Джо, оглядев всех, радостно воскликнул:

— Меня приняли! Завтра начинаю работать. Двадцать пять монет в неделю!

Дженни явно не узнавала его. Зато Ада, насколько ей позволяла привычная вялость, казалась довольной.

— Вот видите, я же вам говорила! Мне вы будете платить пятнадцать в неделю, так что у вас будет оставаться чистых десять, — конечно, вначале. Вам скоро дадут прибавку. Пудлинговщики хорошо зарабатывают.

Она тихонько зевнула в руку, потом кое-как очистила местечко на загромождённом столе.

— Садитесь и закусывайте. Клэри, принеси из кухни чашку и блюдечко и будь умницей — сбегай к миссис Гризли, возьми на три пенса солёной ветчины, да смотри, чтобы она тебя не обвесила. Для первого раза надо угостить вас чем-нибудь повкуснее.
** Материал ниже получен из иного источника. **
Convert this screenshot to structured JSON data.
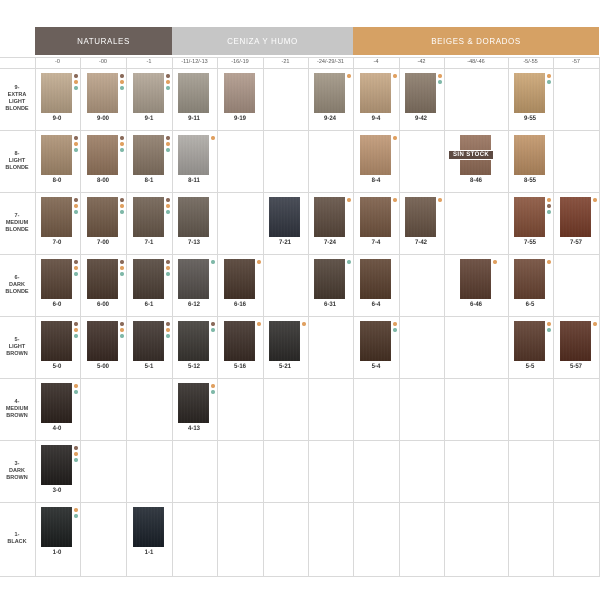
{
  "groups": [
    {
      "key": "naturales",
      "label": "NATURALES",
      "color": "#6b605b"
    },
    {
      "key": "ceniza",
      "label": "CENIZA Y HUMO",
      "color": "#c6c6c6"
    },
    {
      "key": "beiges",
      "label": "BEIGES & DORADOS",
      "color": "#d6a164"
    }
  ],
  "columns": [
    "-0",
    "-00",
    "-1",
    "-11/-12/-13",
    "-16/-19",
    "-21",
    "-24/-29/-31",
    "-4",
    "-42",
    "-48/-46",
    "-5/-55",
    "-57"
  ],
  "rows": [
    {
      "key": "9",
      "label": [
        "9-",
        "EXTRA",
        "LIGHT",
        "BLONDE"
      ]
    },
    {
      "key": "8",
      "label": [
        "8-",
        "LIGHT",
        "BLONDE"
      ]
    },
    {
      "key": "7",
      "label": [
        "7-",
        "MEDIUM",
        "BLONDE"
      ]
    },
    {
      "key": "6",
      "label": [
        "6-",
        "DARK",
        "BLONDE"
      ]
    },
    {
      "key": "5",
      "label": [
        "5-",
        "LIGHT",
        "BROWN"
      ]
    },
    {
      "key": "4",
      "label": [
        "4-",
        "MEDIUM",
        "BROWN"
      ]
    },
    {
      "key": "3",
      "label": [
        "3-",
        "DARK",
        "BROWN"
      ]
    },
    {
      "key": "1",
      "label": [
        "1-",
        "BLACK"
      ]
    }
  ],
  "dot_colors": {
    "brown": "#8a6a5a",
    "orange": "#e0a060",
    "teal": "#7fb8a8"
  },
  "swatches": [
    {
      "row": 0,
      "col": 0,
      "code": "9-0",
      "color": "#c9b091",
      "dots": [
        "brown",
        "orange",
        "teal"
      ]
    },
    {
      "row": 0,
      "col": 1,
      "code": "9-00",
      "color": "#c2a68a",
      "dots": [
        "brown",
        "orange",
        "teal"
      ]
    },
    {
      "row": 0,
      "col": 2,
      "code": "9-1",
      "color": "#b8aa98",
      "dots": [
        "brown",
        "orange",
        "teal"
      ]
    },
    {
      "row": 0,
      "col": 3,
      "code": "9-11",
      "color": "#a69e90",
      "dots": []
    },
    {
      "row": 0,
      "col": 4,
      "code": "9-19",
      "color": "#b59c8c",
      "dots": []
    },
    {
      "row": 0,
      "col": 6,
      "code": "9-24",
      "color": "#a49784",
      "dots": [
        "orange"
      ]
    },
    {
      "row": 0,
      "col": 7,
      "code": "9-4",
      "color": "#d0ad86",
      "dots": [
        "orange"
      ]
    },
    {
      "row": 0,
      "col": 8,
      "code": "9-42",
      "color": "#8c7a68",
      "dots": [
        "orange",
        "teal"
      ]
    },
    {
      "row": 0,
      "col": 10,
      "code": "9-55",
      "color": "#d4a972",
      "dots": [
        "orange",
        "teal"
      ]
    },
    {
      "row": 1,
      "col": 0,
      "code": "8-0",
      "color": "#b39473",
      "dots": [
        "brown",
        "orange",
        "teal"
      ]
    },
    {
      "row": 1,
      "col": 1,
      "code": "8-00",
      "color": "#9e7c60",
      "dots": [
        "brown",
        "orange",
        "teal"
      ]
    },
    {
      "row": 1,
      "col": 2,
      "code": "8-1",
      "color": "#8f7b68",
      "dots": [
        "brown",
        "orange",
        "teal"
      ]
    },
    {
      "row": 1,
      "col": 3,
      "code": "8-11",
      "color": "#b3afaa",
      "dots": [
        "orange"
      ]
    },
    {
      "row": 1,
      "col": 7,
      "code": "8-4",
      "color": "#c79a73",
      "dots": [
        "orange"
      ]
    },
    {
      "row": 1,
      "col": 9,
      "code": "8-46",
      "color": "#9a7058",
      "dots": [],
      "badge": "SIN STOCK"
    },
    {
      "row": 1,
      "col": 10,
      "code": "8-55",
      "color": "#c99766",
      "dots": []
    },
    {
      "row": 2,
      "col": 0,
      "code": "7-0",
      "color": "#7d6048",
      "dots": [
        "brown",
        "orange",
        "teal"
      ]
    },
    {
      "row": 2,
      "col": 1,
      "code": "7-00",
      "color": "#755a44",
      "dots": [
        "brown",
        "orange",
        "teal"
      ]
    },
    {
      "row": 2,
      "col": 2,
      "code": "7-1",
      "color": "#6e5c4c",
      "dots": [
        "brown",
        "orange",
        "teal"
      ]
    },
    {
      "row": 2,
      "col": 3,
      "code": "7-13",
      "color": "#6a5e52",
      "dots": []
    },
    {
      "row": 2,
      "col": 5,
      "code": "7-21",
      "color": "#2f3440",
      "dots": []
    },
    {
      "row": 2,
      "col": 6,
      "code": "7-24",
      "color": "#5e4a3c",
      "dots": [
        "orange"
      ]
    },
    {
      "row": 2,
      "col": 7,
      "code": "7-4",
      "color": "#7a5840",
      "dots": [
        "orange"
      ]
    },
    {
      "row": 2,
      "col": 8,
      "code": "7-42",
      "color": "#6b5443",
      "dots": [
        "orange"
      ]
    },
    {
      "row": 2,
      "col": 10,
      "code": "7-55",
      "color": "#8a4e34",
      "dots": [
        "orange",
        "brown",
        "teal"
      ]
    },
    {
      "row": 2,
      "col": 11,
      "code": "7-57",
      "color": "#7d3a24",
      "dots": [
        "orange"
      ]
    },
    {
      "row": 3,
      "col": 0,
      "code": "6-0",
      "color": "#5a4232",
      "dots": [
        "brown",
        "orange",
        "teal"
      ]
    },
    {
      "row": 3,
      "col": 1,
      "code": "6-00",
      "color": "#4f3a2c",
      "dots": [
        "brown",
        "orange",
        "teal"
      ]
    },
    {
      "row": 3,
      "col": 2,
      "code": "6-1",
      "color": "#4e3f34",
      "dots": [
        "brown",
        "orange",
        "teal"
      ]
    },
    {
      "row": 3,
      "col": 3,
      "code": "6-12",
      "color": "#56504c",
      "dots": [
        "teal"
      ]
    },
    {
      "row": 3,
      "col": 4,
      "code": "6-16",
      "color": "#4a3528",
      "dots": [
        "orange"
      ]
    },
    {
      "row": 3,
      "col": 6,
      "code": "6-31",
      "color": "#4c3c30",
      "dots": [
        "teal"
      ]
    },
    {
      "row": 3,
      "col": 7,
      "code": "6-4",
      "color": "#5c3e2a",
      "dots": []
    },
    {
      "row": 3,
      "col": 9,
      "code": "6-46",
      "color": "#5e3c2c",
      "dots": [
        "orange"
      ]
    },
    {
      "row": 3,
      "col": 10,
      "code": "6-5",
      "color": "#6e4430",
      "dots": [
        "orange"
      ]
    },
    {
      "row": 4,
      "col": 0,
      "code": "5-0",
      "color": "#3e2c22",
      "dots": [
        "brown",
        "orange",
        "teal"
      ]
    },
    {
      "row": 4,
      "col": 1,
      "code": "5-00",
      "color": "#3a2820",
      "dots": [
        "brown",
        "orange",
        "teal"
      ]
    },
    {
      "row": 4,
      "col": 2,
      "code": "5-1",
      "color": "#3a2e28",
      "dots": [
        "brown",
        "orange",
        "teal"
      ]
    },
    {
      "row": 4,
      "col": 3,
      "code": "5-12",
      "color": "#38342f",
      "dots": [
        "brown",
        "teal"
      ]
    },
    {
      "row": 4,
      "col": 4,
      "code": "5-16",
      "color": "#3a2a22",
      "dots": [
        "orange"
      ]
    },
    {
      "row": 4,
      "col": 5,
      "code": "5-21",
      "color": "#2a2826",
      "dots": [
        "orange"
      ]
    },
    {
      "row": 4,
      "col": 7,
      "code": "5-4",
      "color": "#4a3020",
      "dots": [
        "orange",
        "teal"
      ]
    },
    {
      "row": 4,
      "col": 10,
      "code": "5-5",
      "color": "#5a3626",
      "dots": [
        "orange",
        "teal"
      ]
    },
    {
      "row": 4,
      "col": 11,
      "code": "5-57",
      "color": "#5a2c1c",
      "dots": [
        "orange"
      ]
    },
    {
      "row": 5,
      "col": 0,
      "code": "4-0",
      "color": "#2c201a",
      "dots": [
        "orange",
        "teal"
      ]
    },
    {
      "row": 5,
      "col": 3,
      "code": "4-13",
      "color": "#2a2420",
      "dots": [
        "orange",
        "teal"
      ]
    },
    {
      "row": 6,
      "col": 0,
      "code": "3-0",
      "color": "#1e1a18",
      "dots": [
        "brown",
        "orange",
        "teal"
      ]
    },
    {
      "row": 7,
      "col": 0,
      "code": "1-0",
      "color": "#161a1a",
      "dots": [
        "orange",
        "teal"
      ]
    },
    {
      "row": 7,
      "col": 2,
      "code": "1-1",
      "color": "#141c26",
      "dots": []
    }
  ]
}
Альф, это мистер Джо Гоулен, наш новый джентльмен.

Альф перестал медленно жевать последнюю намоченную в чае хлебную корочку и приветствовал Джо коротким, но выразительным кивком. Клэри влетела с свежевымытой чашкой и блюдцем. Джо налили чёрного, как чернила, чаю, появилась солёная ветчина и полбулки, а Альф торжественно подал через стол горчицу.

Джо уселся рядом с Дженни на волосяном диване. Его опьяняло и соседство этой девушки и мысль о том, как замечательно у него всё это вышло. Дженни была очаровательна, и никогда ещё он не испытывал такого сильного, такого властного желания. Он изо всех сил старался понравиться, пленить всех, — но не Дженни, конечно, о господи, конечно, нет! Джо знал, как надо действовать! Он улыбался своей открытой сердечной улыбкой; он болтал, втянув всех в непринуждённый разговор, придумывал анекдоты из своей прошлой жизни; он говорил Аде комплименты, шутил с детьми; он даже рассказал одну очень подходящую к случаю и забавную историю, целый рассказ, который он однажды слушал на концерте, устроенном Союзом Надежды. Он не то, чтобы по-настоящему состоял в Союзе Надежды, — просто вступил накануне концерта, а наутро после него сразу же отмежевался от этого благочестивого общества. Рассказ имел успех у всех, за исключением Салли, которая отнеслась к нему презрительно, и Дженни, высокомерие которой ничем нельзя было поколебать. Ада тряслась от хохота, упёршись руками в жирные бока, роняя повсюду шпильки из причёски.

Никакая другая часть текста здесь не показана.